After the excess water has drained away and equilibrium has been reached, the field capacity (FC) denotes the amount of water remaining in the available soil volume.
The permanent wilting point (PWP) is reached when no more water is supplied to the soil, it gradually dries out, and the plant loses its freshness and withers. In this work, FC and PWP were determined as the maximum and minimum soil moisture recorded by the probe, respectively.
The ratio between the soil water accessible at a given time (ASW) and the total transpirable soil water (TTSW) of a given crop in a given soil is called the fraction of transpirable soil water (FTSW). FTSW is used for irrigation scheduling in agriculture.
Evapotranspiration (ET) is the amount of water that evaporates from the Earth and plant surface. Solar radiation, wind speed, temperature, and relative humidity all influence daily ET, and this effect is highly non-linear.
LSTM is a special type of RNN designed for processing sequential data.
1-the missing data were filled using the moving average method.
2-The other preprocessing involves the normalization.

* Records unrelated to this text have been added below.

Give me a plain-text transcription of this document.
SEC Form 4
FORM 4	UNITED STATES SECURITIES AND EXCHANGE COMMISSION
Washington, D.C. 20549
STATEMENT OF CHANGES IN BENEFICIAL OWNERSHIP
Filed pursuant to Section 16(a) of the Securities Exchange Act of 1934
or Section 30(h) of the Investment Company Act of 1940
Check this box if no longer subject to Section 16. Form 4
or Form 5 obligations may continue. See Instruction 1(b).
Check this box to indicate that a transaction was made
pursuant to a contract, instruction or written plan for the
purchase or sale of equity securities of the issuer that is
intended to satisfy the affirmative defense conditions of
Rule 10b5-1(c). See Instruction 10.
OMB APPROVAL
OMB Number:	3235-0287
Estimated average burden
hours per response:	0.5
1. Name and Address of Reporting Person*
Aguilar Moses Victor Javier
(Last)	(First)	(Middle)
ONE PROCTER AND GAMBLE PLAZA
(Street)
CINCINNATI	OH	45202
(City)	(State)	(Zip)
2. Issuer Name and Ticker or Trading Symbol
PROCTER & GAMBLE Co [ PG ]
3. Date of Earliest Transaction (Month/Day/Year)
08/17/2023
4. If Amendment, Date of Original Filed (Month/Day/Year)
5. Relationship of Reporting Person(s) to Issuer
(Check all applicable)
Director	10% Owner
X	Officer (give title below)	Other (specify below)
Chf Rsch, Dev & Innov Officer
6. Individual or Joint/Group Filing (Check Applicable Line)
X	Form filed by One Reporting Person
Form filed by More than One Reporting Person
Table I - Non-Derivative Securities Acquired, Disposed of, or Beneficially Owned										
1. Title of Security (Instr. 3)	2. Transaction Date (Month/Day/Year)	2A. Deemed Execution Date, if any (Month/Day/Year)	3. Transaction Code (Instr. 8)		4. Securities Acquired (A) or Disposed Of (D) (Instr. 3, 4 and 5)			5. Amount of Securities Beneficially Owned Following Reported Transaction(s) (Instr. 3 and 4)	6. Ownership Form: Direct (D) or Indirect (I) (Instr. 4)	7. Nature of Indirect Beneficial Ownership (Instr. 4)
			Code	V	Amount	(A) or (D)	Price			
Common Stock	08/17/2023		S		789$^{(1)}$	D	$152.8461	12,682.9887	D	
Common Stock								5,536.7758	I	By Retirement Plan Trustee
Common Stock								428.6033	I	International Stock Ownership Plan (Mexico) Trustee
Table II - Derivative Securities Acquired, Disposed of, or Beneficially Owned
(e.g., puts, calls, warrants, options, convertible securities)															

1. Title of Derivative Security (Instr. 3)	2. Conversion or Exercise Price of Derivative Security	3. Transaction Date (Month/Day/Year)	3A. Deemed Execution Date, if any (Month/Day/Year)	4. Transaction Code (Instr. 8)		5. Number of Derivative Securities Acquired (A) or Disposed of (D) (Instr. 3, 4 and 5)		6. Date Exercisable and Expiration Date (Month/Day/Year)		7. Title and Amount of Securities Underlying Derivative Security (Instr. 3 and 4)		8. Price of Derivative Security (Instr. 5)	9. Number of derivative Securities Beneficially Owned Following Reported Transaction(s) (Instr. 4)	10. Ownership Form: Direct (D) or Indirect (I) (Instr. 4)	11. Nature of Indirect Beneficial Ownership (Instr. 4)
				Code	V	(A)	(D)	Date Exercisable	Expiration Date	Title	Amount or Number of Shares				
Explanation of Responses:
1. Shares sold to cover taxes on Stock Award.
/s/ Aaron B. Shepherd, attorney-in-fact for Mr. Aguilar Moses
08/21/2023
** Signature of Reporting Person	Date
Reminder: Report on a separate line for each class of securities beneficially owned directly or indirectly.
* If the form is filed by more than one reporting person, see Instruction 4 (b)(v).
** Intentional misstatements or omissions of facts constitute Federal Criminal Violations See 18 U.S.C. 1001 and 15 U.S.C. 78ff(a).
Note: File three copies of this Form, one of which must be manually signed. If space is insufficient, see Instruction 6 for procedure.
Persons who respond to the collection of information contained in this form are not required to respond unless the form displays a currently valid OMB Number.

3- The permutation Feature Importance technique was used to calculate the importance of the feature. The training set for this method is used to train a model, and the validation set is used to measure the increase in prediction error after a feature is permuted in the validation set, destroying the link between the feature and the true outcome. Since the model depends on the feature for prediction in this scenario, a feature is considered "important" if permuting its values results in an increase in model error. The feature with the highest importance (in this case, ET) was selected as the main independent variable. Then, the FEATURES were added to the group of independent variables one by one in order of importance, and the VIF value for this group of variables was calculated. The variable is retained as a predictor if the VIF value is below a threshold; otherwise, it is removed from the group. After these processes, the historical data were selected as inputs to the FTSW prediction model, which included the month of the month, day, RH (min) , VPD (min), precipitation, and daily ET. Since VPD (min) is not present in the Lisbon dataset, a model without this variable was created to evaluate the performance of the model on the test set.
The FWST model uses historical data, including relative humidity, ET, precipitation, month, and day of the month to predict FSTW for the next few days.
The Lisbon test set did not include ET, so we used the ET LSTM model to predict ET for that set.
The model depends on the following Python packages:
numpy tensorflow sklearn pandas matplotlib
The historical climate data are used to predict FTSW in the future.
The model code layout is as follows:
LSTM_model.py: A bidirectional layer model definition in Keras. The number of layers can be changed.
hyperparams_ET0.py: Hyperparameters for ET0 prediction model. You can change these hyperparams.
hyperparams_FTSW.py: Hyperparameters for FTSW prediction model. You can change these hyperparams.
FTWS_train.py: Prediction of n days of FTWS using n days of climate data.
FTWS_test.py: Evaluate the model trained by FTWS_train.py.
Eto_train_bioDagro.py: Predict using n days of climate data.
ET_test_biodagro.py: test the trained model by Eto_train_bioDagro.py
Some_usfull_classes: Preprocessing of the dataset for supervised learning.